Radio contact can be made to passing ships to confirm anchor position when necessary, and six high-definition cameras are also in the process of being installed at both ends of the Straits for vessel surveillance. Enbridge also has high-tech weather monitoring tools for tracking wind speed and wave heights.

The around-the-clock staff have the ability to monitor the Guardian Protect system, coordinate patrol boats and keep an eye on weather data. Staff also has access to immediate communication with the pipeline maintenance teams, the U.S. Coast Guard and local authorities if necessary.

ESMOC also has a 34-foot fast response boat for Enbridge’s emergency response capabilities. While Enbridge will be the primary user of the response boat, which has the ability to spray up to 1,250 gallons of water per minute to battle water or land based fires, the company also said it’ll be available to first responders in the area if necessary.

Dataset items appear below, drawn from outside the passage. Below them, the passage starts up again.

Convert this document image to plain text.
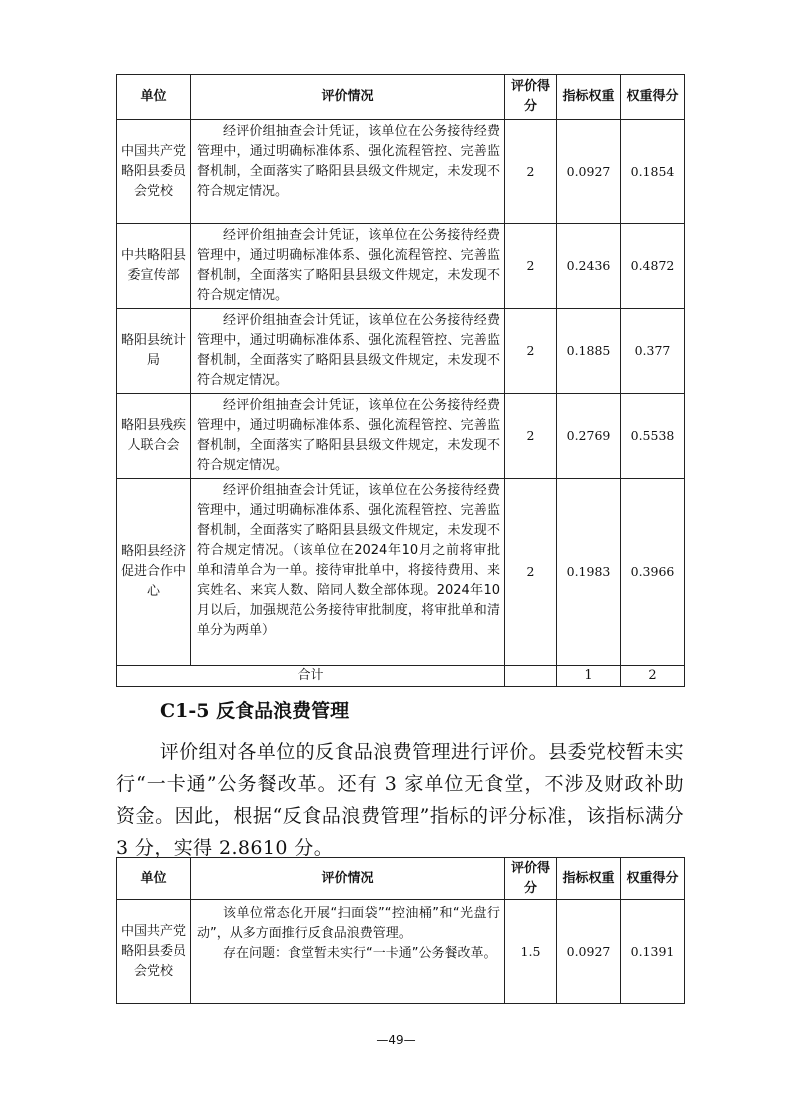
单位	评价情况	评价得分	指标权重	权重得分
中国共产党略阳县委员会党校	经评价组抽查会计凭证，该单位在公务接待经费管理中，通过明确标准体系、强化流程管控、完善监督机制，全面落实了略阳县县级文件规定，未发现不符合规定情况。	2	0.0927	0.1854
中共略阳县委宣传部	经评价组抽查会计凭证，该单位在公务接待经费管理中，通过明确标准体系、强化流程管控、完善监督机制，全面落实了略阳县县级文件规定，未发现不符合规定情况。	2	0.2436	0.4872
略阳县统计局	经评价组抽查会计凭证，该单位在公务接待经费管理中，通过明确标准体系、强化流程管控、完善监督机制，全面落实了略阳县县级文件规定，未发现不符合规定情况。	2	0.1885	0.377
略阳县残疾人联合会	经评价组抽查会计凭证，该单位在公务接待经费管理中，通过明确标准体系、强化流程管控、完善监督机制，全面落实了略阳县县级文件规定，未发现不符合规定情况。	2	0.2769	0.5538
略阳县经济促进合作中心	经评价组抽查会计凭证，该单位在公务接待经费管理中，通过明确标准体系、强化流程管控、完善监督机制，全面落实了略阳县县级文件规定，未发现不符合规定情况。（该单位在2024年10月之前将审批单和清单合为一单。接待审批单中，将接待费用、来宾姓名、来宾人数、陪同人数全部体现。2024年10月以后，加强规范公务接待审批制度，将审批单和清单分为两单）	2	0.1983	0.3966
合计			1	2
C1-5 反食品浪费管理

评价组对各单位的反食品浪费管理进行评价。县委党校暂未实行“一卡通”公务餐改革。还有 3 家单位无食堂，不涉及财政补助资金。因此，根据“反食品浪费管理”指标的评分标准，该指标满分 3 分，实得 2.8610 分。

单位	评价情况	评价得分	指标权重	权重得分
中国共产党略阳县委员会党校	该单位常态化开展“扫面袋”“控油桶”和“光盘行动”，从多方面推行反食品浪费管理。

存在问题：食堂暂未实行“一卡通”公务餐改革。	1.5	0.0927	0.1391
—49—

Enbridge operations manager for northern Michigan Bob Lehto said in the release that ESMOC is a world-class safety system for protecting Michigan’s waterways.

“It’s unprecedented for a company like Enbridge to have a (marine) system like this in place to protect our assets,” he said. “It’s analogous to what government agencies do at ports and waterways throughout the world.”

If a problem with a passing vessel persists that ESMOC can’t resolve on its own, Enbridge says it has the ability to immediately contact the Coast Guard or local authorities and can shut the dual pipelines down immediately in case of an emergency.

Enbridge described the ESMOC system as a short-term solution, but the company’s long-term solution continues to be the Great Lakes Tunnel Project.

“The ESMOC and all the safety measures in place are immediate, near-term solutions for making the Straits of Mackinac safer,” the release said. “A long-term solution is housing the pipeline in a tunnel deep under the lakebed. This would eliminate the chance of an anchor strike. Enbridge has made a commitment to the State and its residents that we will pay for and build the tunnel project. We believe it’s the best way to protect the environment while still keeping energy flowing safely to the state and region.”